ERA flags ‘telling example’ of PA’s piecemeal permitting

The Environment and Resources Authority described an application to extend a dwelling's footprint as a 'telling example' of its concerns for foreseeable pressures for expansion to accommodate ancillary demands once initial permission is granted

Photo shows original structure before permits were issued in 2009 and 2015. Now the PA has approved another 30 sq.m thanks to new policies
Photo shows original structure before permits were issued in 2009 and 2015. Now the PA has approved another 30 sq.m thanks to new policies

A 30 sq.m extension to the footprint of a new dwelling approved against the advice of the Environment and Resources Authority, has now been approved by the Environment and Planning Commission last Friday.

The EPC is the Planning Authority organ responsible for day-to-day planning decisions.

The proposal involves an extension at ground floor level, the addition of a basement level underneath the footprint of the proposed extension, and will bring the dwelling’s total floor area to 180 sq.m.

The Environment and Resources Authority described this application as a “telling example” of its concerns for foreseeable pressures for expansion to accommodate ancillary demands once initial permission is granted. 

The solitary farmhouse is currently under construction on the site known as Tas-Santi, located in the limits of Mgarr (Malta). The area is characterized by both agricultural land and garigue and is identified as an Area of High Landscape Value due to its vicinity to the Victoria Lines.

The original permit was granted despite objections by the Environment Protection Directorate, which raised concern over the envisaged negative environmental impacts that the proposal would exert on the environmentally sensitive context in which it is situated.

The ERA now says the latest permit further extends the building towards the edge of the headwaters of the valley. 

The latest permit not only has increased the building mass and footprint over and above the floorspace and footprint that were approved in previous permits but includes the use of glass panels and aluminium which the ERA considered “extraneous and intrusive in such an open rural area”.

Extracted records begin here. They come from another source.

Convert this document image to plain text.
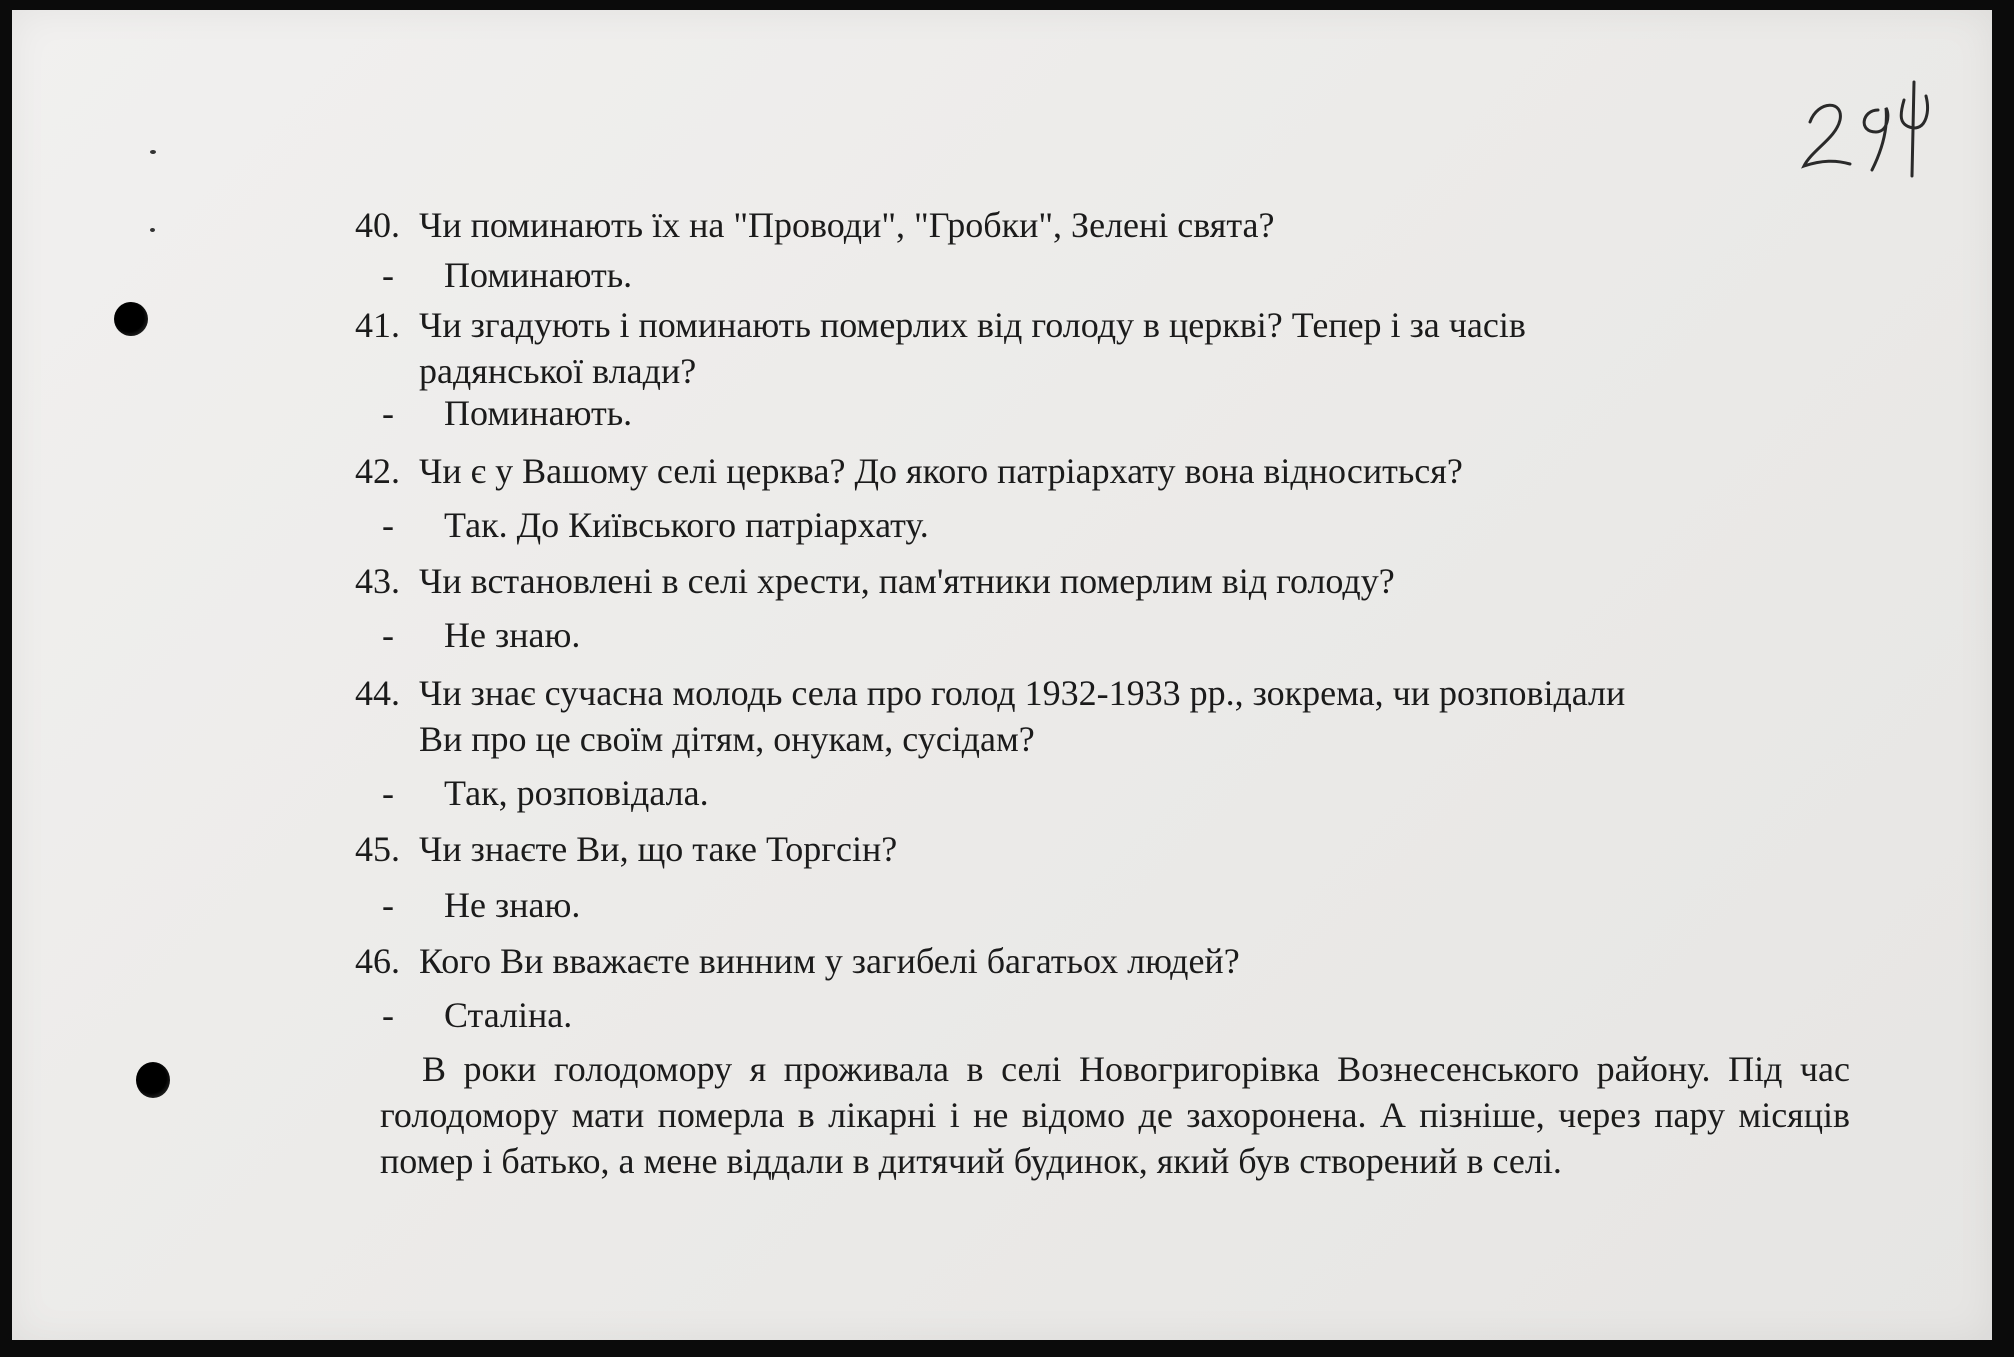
40. Чи поминають їх на "Проводи", "Гробки", Зелені свята?
- Поминають.
41. Чи згадують і поминають померлих від голоду в церкві? Тепер і за часів
радянської влади?
- Поминають.
42. Чи є у Вашому селі церква? До якого патріархату вона відноситься?
- Так. До Київського патріархату.
43. Чи встановлені в селі хрести, пам'ятники померлим від голоду?
- Не знаю.
44. Чи знає сучасна молодь села про голод 1932-1933 рр., зокрема, чи розповідали
Ви про це своїм дітям, онукам, сусідам?
- Так, розповідала.
45. Чи знаєте Ви, що таке Торгсін?
- Не знаю.
46. Кого Ви вважаєте винним у загибелі багатьох людей?
- Сталіна.
В роки голодомору я проживала в селі Новогригорівка Вознесенського району. Під час голодомору мати померла в лікарні і не відомо де захоронена. А пізніше, через пару місяців помер і батько, а мене віддали в дитячий будинок, який був створений в селі.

The 2015 permit was only issued thanks to a legal notice issued by the newly elected Labour government in 2013. This is because the original permission was valid only till May 2014. The renewal application was submitted on November 2014. 

But a legal notice in 2013 allowed any development permission approved on or after 3 August 2006, which would have otherwise expired before 31 March, 2015, to be made automatically operative till 31 March, 2015. So the renewal application was submitted within the legal timeframe. 

The application was also approved because no new policies were introduced after 2009 “which would militate against the issue of the renewal of permission.”